HBCU's have outlived their usefulness.This is a good thing.People of color can attend any college or university they want these days and thank goodness for that.They (the HBCU's) are the antithesis of the true diversity that civil rights pioneers sought .We should all rejoice that all doors at all schools are open to all students.

day off
day off

@Astropig 

Agreed. The weak link is the K-12 public school system serving the black community, not the public or private universities. 

Spelman's subsidies from taxpayers and donations from foundations and corporations could be put to much better use expanding the number of quality charter schools in inner-city neighborhoods.

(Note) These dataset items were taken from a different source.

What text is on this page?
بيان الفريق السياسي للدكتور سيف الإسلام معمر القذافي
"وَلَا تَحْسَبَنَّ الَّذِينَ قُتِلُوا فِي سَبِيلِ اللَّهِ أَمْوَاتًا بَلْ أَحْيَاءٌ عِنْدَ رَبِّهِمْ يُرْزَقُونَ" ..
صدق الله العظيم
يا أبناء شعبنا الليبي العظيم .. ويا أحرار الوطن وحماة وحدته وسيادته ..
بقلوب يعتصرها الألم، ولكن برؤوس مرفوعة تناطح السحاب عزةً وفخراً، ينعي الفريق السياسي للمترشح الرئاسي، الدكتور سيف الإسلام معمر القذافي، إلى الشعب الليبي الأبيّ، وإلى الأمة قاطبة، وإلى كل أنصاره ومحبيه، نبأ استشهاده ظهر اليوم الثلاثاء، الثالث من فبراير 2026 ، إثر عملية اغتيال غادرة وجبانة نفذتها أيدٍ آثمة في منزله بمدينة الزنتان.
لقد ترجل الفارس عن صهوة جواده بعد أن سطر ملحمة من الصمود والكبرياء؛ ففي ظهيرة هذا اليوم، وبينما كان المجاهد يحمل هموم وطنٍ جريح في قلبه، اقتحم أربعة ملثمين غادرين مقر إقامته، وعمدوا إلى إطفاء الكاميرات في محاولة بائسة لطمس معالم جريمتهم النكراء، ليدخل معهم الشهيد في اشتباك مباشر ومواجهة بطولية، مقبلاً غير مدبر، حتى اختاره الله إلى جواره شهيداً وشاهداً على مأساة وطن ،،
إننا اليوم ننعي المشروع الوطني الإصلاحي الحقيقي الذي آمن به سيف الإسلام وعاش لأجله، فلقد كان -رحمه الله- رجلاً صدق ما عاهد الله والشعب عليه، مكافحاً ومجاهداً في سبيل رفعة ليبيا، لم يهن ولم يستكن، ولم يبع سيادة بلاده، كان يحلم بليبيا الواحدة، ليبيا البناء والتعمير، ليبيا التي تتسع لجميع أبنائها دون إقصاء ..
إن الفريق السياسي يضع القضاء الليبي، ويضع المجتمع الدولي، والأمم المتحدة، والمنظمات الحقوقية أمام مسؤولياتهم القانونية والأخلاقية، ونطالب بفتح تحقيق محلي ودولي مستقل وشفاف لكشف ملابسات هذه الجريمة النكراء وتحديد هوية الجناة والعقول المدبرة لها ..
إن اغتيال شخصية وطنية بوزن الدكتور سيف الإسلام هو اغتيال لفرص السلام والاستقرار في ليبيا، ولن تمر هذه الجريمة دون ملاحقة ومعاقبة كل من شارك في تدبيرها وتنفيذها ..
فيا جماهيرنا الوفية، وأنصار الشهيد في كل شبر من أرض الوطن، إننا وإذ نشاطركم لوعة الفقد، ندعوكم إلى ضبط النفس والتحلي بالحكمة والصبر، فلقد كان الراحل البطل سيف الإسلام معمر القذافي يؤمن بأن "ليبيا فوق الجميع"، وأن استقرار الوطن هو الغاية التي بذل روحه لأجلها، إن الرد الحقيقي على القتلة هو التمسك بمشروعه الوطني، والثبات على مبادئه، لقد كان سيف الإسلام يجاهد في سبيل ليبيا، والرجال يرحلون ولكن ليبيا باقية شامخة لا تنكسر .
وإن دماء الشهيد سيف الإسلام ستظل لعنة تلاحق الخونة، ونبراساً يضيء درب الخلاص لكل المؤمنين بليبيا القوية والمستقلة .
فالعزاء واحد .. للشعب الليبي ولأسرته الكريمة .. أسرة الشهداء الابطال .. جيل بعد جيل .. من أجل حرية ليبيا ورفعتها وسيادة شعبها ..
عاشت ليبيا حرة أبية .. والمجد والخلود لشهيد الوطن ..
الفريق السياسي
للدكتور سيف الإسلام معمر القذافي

Or tuition vouchers enabling promising black students to attend good private schools.

ATLEng
ATLEng

Wrong. Spoken like someone who has no idea about the HBCU experience. You have no idea the connections a black college student can obtain at an HBCU they would have no chance of competing for at a majority white university. Entry to the university is allowed, but don't pretend like everything is on even ground.

bu22
bu22

@Astropig Public HBCUs should go away (through merger when adjacent to other schools).  No need to continue to fund segregated universities.  Private HBCUs like Spellman have a place.

genonola
genonola

Except that HBCUs are not segregated in twenty-first century America. Collectively, the total undergraduate student body at Albany State, Fort Valley State, and Savannah State (three public, state-funded HBCUs) consists of 10,190 students. 847 of those students (8.3%) are either white/Caucasian or Hispanic/Latino.

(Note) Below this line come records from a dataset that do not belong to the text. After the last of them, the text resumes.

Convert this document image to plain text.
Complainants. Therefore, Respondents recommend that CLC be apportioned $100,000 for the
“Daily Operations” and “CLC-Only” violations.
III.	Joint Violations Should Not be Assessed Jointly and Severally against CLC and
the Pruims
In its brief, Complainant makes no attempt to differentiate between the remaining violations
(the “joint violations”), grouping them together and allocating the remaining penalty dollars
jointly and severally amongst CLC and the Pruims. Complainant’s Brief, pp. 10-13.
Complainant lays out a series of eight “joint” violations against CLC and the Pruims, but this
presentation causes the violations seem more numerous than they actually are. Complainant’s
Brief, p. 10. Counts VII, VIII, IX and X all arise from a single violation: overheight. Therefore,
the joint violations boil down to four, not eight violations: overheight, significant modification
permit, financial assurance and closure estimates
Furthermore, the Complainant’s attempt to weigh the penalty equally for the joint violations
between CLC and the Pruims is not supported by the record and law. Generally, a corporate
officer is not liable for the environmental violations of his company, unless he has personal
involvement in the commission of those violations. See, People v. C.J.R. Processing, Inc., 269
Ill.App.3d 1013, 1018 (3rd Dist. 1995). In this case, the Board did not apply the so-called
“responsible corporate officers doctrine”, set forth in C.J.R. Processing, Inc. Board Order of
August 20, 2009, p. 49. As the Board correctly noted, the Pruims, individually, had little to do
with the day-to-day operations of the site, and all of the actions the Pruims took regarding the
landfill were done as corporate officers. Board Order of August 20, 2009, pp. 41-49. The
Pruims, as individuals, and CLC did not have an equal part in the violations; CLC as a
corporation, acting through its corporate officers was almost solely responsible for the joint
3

Nearly five percent of Albany State's students are white (4.69%) while slightly over four percent of Savannah State's students are white and almost three percent of Fort Valley State's students are white. More than eight percent of Savannah State's students are Hispanic/Latino.

While HBCUs began as a means to provide higher education opportunities to black students who lacked other options due to segregation, they now contain student bodies that are predominantly, but not exclusively, African-American.

bu22
bu22

@genonola 95% is effectively segregated.  Albany St. was merged with Darton St., so that number is probably lower now.